As a second child myself, I always assumed that I would have two kids. I knew I didn't want more than two, but figured two was a good number. My sister and I are four years apart, and we certainly had our fair share of sibling rivalry over the years, but since we've grown up, we've gotten along much better. We love each other and enjoy hanging out together. I always thought I'd like to give that kind of relationship to my child. Recently, I started giving some serious thought to whether or not I actually want to have a second child. Ultimately, I came to the surprising conclusion that I don't think I feel the need or desire to have another child. Some of the main reasons (and counter-reasons why we decided against it) I thought I might want to have another child include:
I wanted my daughter to have a sibling, like I have a sibling - to play with and share experiences and memories with.
Counter-point: I realized that my daughter has three cousins with whom she has a very close, almost sibling-like relationship. She will also have friends and other relationships in the future. My husband is an only child, and doesn't feel like he missed out in this regard.
My daughter is so perfect, and we all love her so much, it seems sad to miss out on a chance at another wonderful baby/child.
Counter-point: It occurred to me that I don't feel a burning desire to have another baby, and I feel that our family is already complete. There are also a lot of risks that come with having another baby, and it just doesn't seem worth it.

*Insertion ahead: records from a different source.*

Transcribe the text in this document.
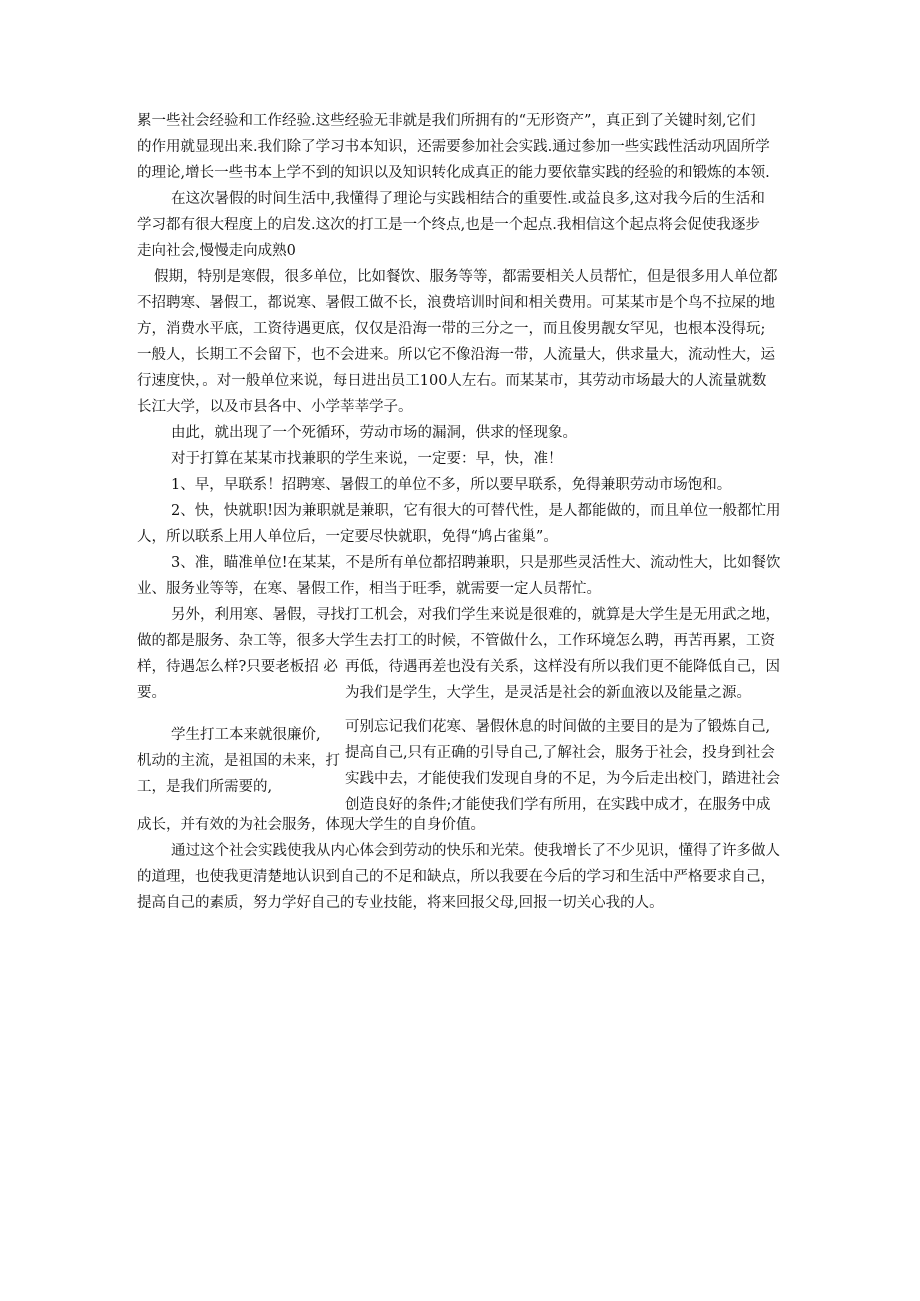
累一些社会经验和工作经验.这些经验无非就是我们所拥有的“无形资产”，真正到了关键时刻,它们
的作用就显现出来.我们除了学习书本知识，还需要参加社会实践.通过参加一些实践性活动巩固所学
的理论,增长一些书本上学不到的知识以及知识转化成真正的能力要依靠实践的经验的和锻炼的本领.
在这次暑假的时间生活中,我懂得了理论与实践相结合的重要性.或益良多,这对我今后的生活和
学习都有很大程度上的启发.这次的打工是一个终点,也是一个起点.我相信这个起点将会促使我逐步
走向社会,慢慢走向成熟0
假期，特别是寒假，很多单位，比如餐饮、服务等等，都需要相关人员帮忙，但是很多用人单位都
不招聘寒、暑假工，都说寒、暑假工做不长，浪费培训时间和相关费用。可某某市是个鸟不拉屎的地
方，消费水平底，工资待遇更底，仅仅是沿海一带的三分之一，而且俊男靓女罕见，也根本没得玩;
一般人，长期工不会留下，也不会进来。所以它不像沿海一带，人流量大，供求量大，流动性大，运
行速度快，。对一般单位来说，每日进出员工100人左右。而某某市，其劳动市场最大的人流量就数
长江大学，以及市县各中、小学莘莘学子。
由此，就出现了一个死循环，劳动市场的漏洞，供求的怪现象。
对于打算在某某市找兼职的学生来说，一定要：早，快，准！
1、早，早联系！招聘寒、暑假工的单位不多，所以要早联系，免得兼职劳动市场饱和。
2、快，快就职!因为兼职就是兼职，它有很大的可替代性，是人都能做的，而且单位一般都忙用
人，所以联系上用人单位后，一定要尽快就职，免得“鸠占雀巢”。
3、准，瞄准单位!在某某，不是所有单位都招聘兼职，只是那些灵活性大、流动性大，比如餐饮
业、服务业等等，在寒、暑假工作，相当于旺季，就需要一定人员帮忙。
另外，利用寒、暑假，寻找打工机会，对我们学生来说是很难的，就算是大学生是无用武之地，
做的都是服务、杂工等，很多大学生去打工的时候，不管做什么，工作环境怎么聘，再苦再累，工资
样，待遇怎么样?只要老板招 必
要。
学生打工本来就很廉价,
机动的主流，是祖国的未来，打
工，是我们所需要的,
再低，待遇再差也没有关系，这样没有所以我们更不能降低自己，因
为我们是学生，大学生，是灵活是社会的新血液以及能量之源。
可别忘记我们花寒、暑假休息的时间做的主要目的是为了锻炼自己,
提高自己,只有正确的引导自己,了解社会，服务于社会，投身到社会
实践中去，才能使我们发现自身的不足，为今后走出校门，踏进社会
创造良好的条件;才能使我们学有所用，在实践中成才，在服务中成
成长，并有效的为社会服务，体现大学生的自身价值。
通过这个社会实践使我从内心体会到劳动的快乐和光荣。使我增长了不少见识，懂得了许多做人
的道理，也使我更清楚地认识到自己的不足和缺点，所以我要在今后的学习和生活中严格要求自己，
提高自己的素质，努力学好自己的专业技能，将来回报父母,回报一切关心我的人。
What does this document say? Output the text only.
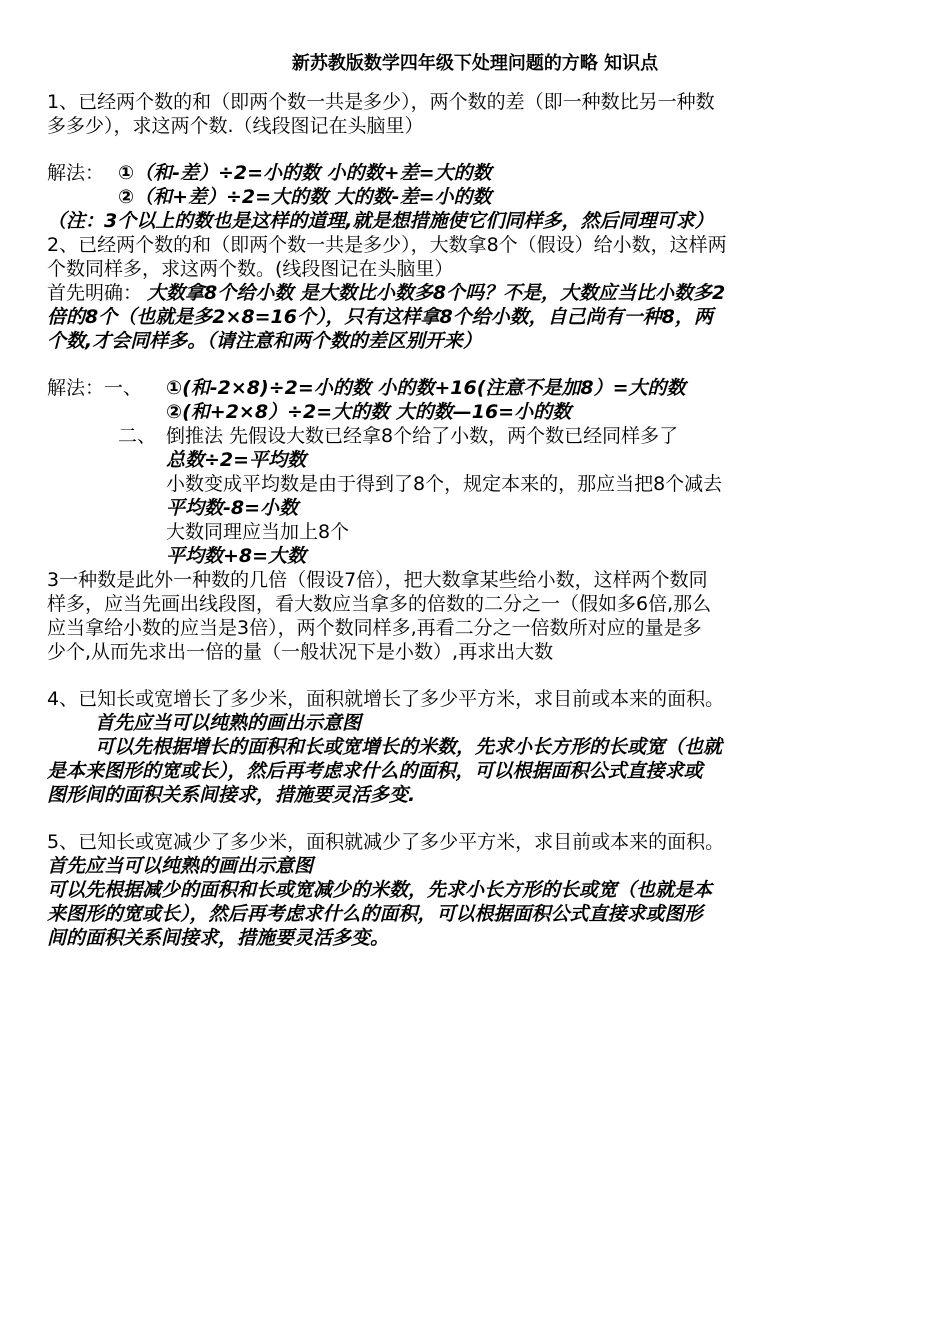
新苏教版数学四年级下处理问题的方略 知识点
1、已经两个数的和（即两个数一共是多少），两个数的差（即一种数比另一种数
多多少），求这两个数.（线段图记在头脑里）
解法： ①（和-差）÷2=小的数 小的数+差=大的数
②（和+差）÷2=大的数 大的数-差=小的数
（注：3个以上的数也是这样的道理,就是想措施使它们同样多，然后同理可求）
2、已经两个数的和（即两个数一共是多少），大数拿8个（假设）给小数，这样两
个数同样多，求这两个数。(线段图记在头脑里）
首先明确： 大数拿8个给小数 是大数比小数多8个吗？不是，大数应当比小数多2
倍的8个（也就是多2×8=16个），只有这样拿8个给小数，自己尚有一种8，两
个数,才会同样多。（请注意和两个数的差区别开来）
解法：一、 ①(和-2×8)÷2=小的数 小的数+16(注意不是加8）=大的数
②(和+2×8）÷2=大的数 大的数—16=小的数
二、 倒推法 先假设大数已经拿8个给了小数，两个数已经同样多了
总数÷2=平均数
小数变成平均数是由于得到了8个，规定本来的，那应当把8个减去
平均数-8=小数
大数同理应当加上8个
平均数+8=大数
3一种数是此外一种数的几倍（假设7倍），把大数拿某些给小数，这样两个数同
样多，应当先画出线段图，看大数应当拿多的倍数的二分之一（假如多6倍,那么
应当拿给小数的应当是3倍），两个数同样多,再看二分之一倍数所对应的量是多
少个,从而先求出一倍的量（一般状况下是小数）,再求出大数
4、已知长或宽增长了多少米，面积就增长了多少平方米，求目前或本来的面积。
首先应当可以纯熟的画出示意图
可以先根据增长的面积和长或宽增长的米数，先求小长方形的长或宽（也就
是本来图形的宽或长），然后再考虑求什么的面积，可以根据面积公式直接求或
图形间的面积关系间接求，措施要灵活多变.
5、已知长或宽减少了多少米，面积就减少了多少平方米，求目前或本来的面积。
首先应当可以纯熟的画出示意图
可以先根据减少的面积和长或宽减少的米数，先求小长方形的长或宽（也就是本
来图形的宽或长），然后再考虑求什么的面积，可以根据面积公式直接求或图形
间的面积关系间接求，措施要灵活多变。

Babies are adorable and fun.
Counter-point: Yes, they are. I love babies, and they are so tiny and adorable, but they are also soo much work. My daughter was an extremely high-maintenance baby who cried a lot and had a lot of challenges. I enjoyed being pregnant for the most part, but my daughter's birth did not go well at all, and then I had a postpartum infection. I also had issues with breastfeeding and low milk supply. After thinking about everything, I just realized that I don't really have any desire to do it all again, even if it all went perfectly the second time (which is unlikely). Also, while I have loved raising my daughter so far, I certainly don't yearn to start from birth with a whole new baby again. I feel very satisfied with my experience. As I described to my husband, it's almost like we already had two, because my daughter was so small for so long (she's still so tiny that she wants to be carried all the time), is still nursing to sleep at almost three and a half years, and had a number of developmental delays, so I feel like we've had plenty of time with each phase. We've cherished every day with our little girl - even though I expected to still have another one, I always told myself to enjoy my time with her, in case we didn't end up having another.
I still have all the clothes and stuff we used for my daughter, so we would save a lot of money.
Counter-point: While we might save some money, we would also have to keep all the stuff for even longer (and we wouldn't actually save that much, compared to the added expenses). There's so much clutter between Sophie's clothes and toys since birth, high chairs, playpen, baby gates, breastfeeding stuff, maternity and nursing clothes, infant car seat, etc. I would really just love to get rid of a bunch of it, because our house is too full of stuff. There's also the bedroom issue - we would either need to lose our storage room downstairs and our daughter would need to have a downstairs bedroom, or the kids would need to share a fairly small room. We moved to this house just over a year ago, and we love this house and do not want to move again.
We learned a lot while raising my daughter, so some things might be easier the second time around.
Counter-point: It seems like everyone always says the second child is completely different, so I doubt that what we know now would even be that beneficial. I also feel like we have already forgotten a lot.
Overall, we think we are maxed out with our daughter in terms of what we can handle, or at least what we want to handle.
Our family already feels complete, and our daughter is enough of a handful on her own. We have an insane cat, and anytime the two of them are both being bad, I find it so overstimulating and rage-inducing. I think having more children would be too hard on our lives and our relationship. I am so eager to get rid of all the baby clothes and such, and to just get on with living our lives as a family of three. We'll be able to make our money go further and do more for our daughter, as well as spend more time with her and give her more attention. I already feel like I don't do enough with her, despite being with her almost 24/7. I'm also just starting to get a little bit of freedom in being able to leave her with other family members for longer periods of time. We still haven't even had a night without her yet.
I am in awe of anyone who manages to have more than one child - I think you are all amazing!
We just decided it isn't for us, in our specific circumstances. I feel like there are still other factors as well, but this sums up most of our considerations. The more I think about not having another child, the more I feel at peace with our decision, and excited for the future.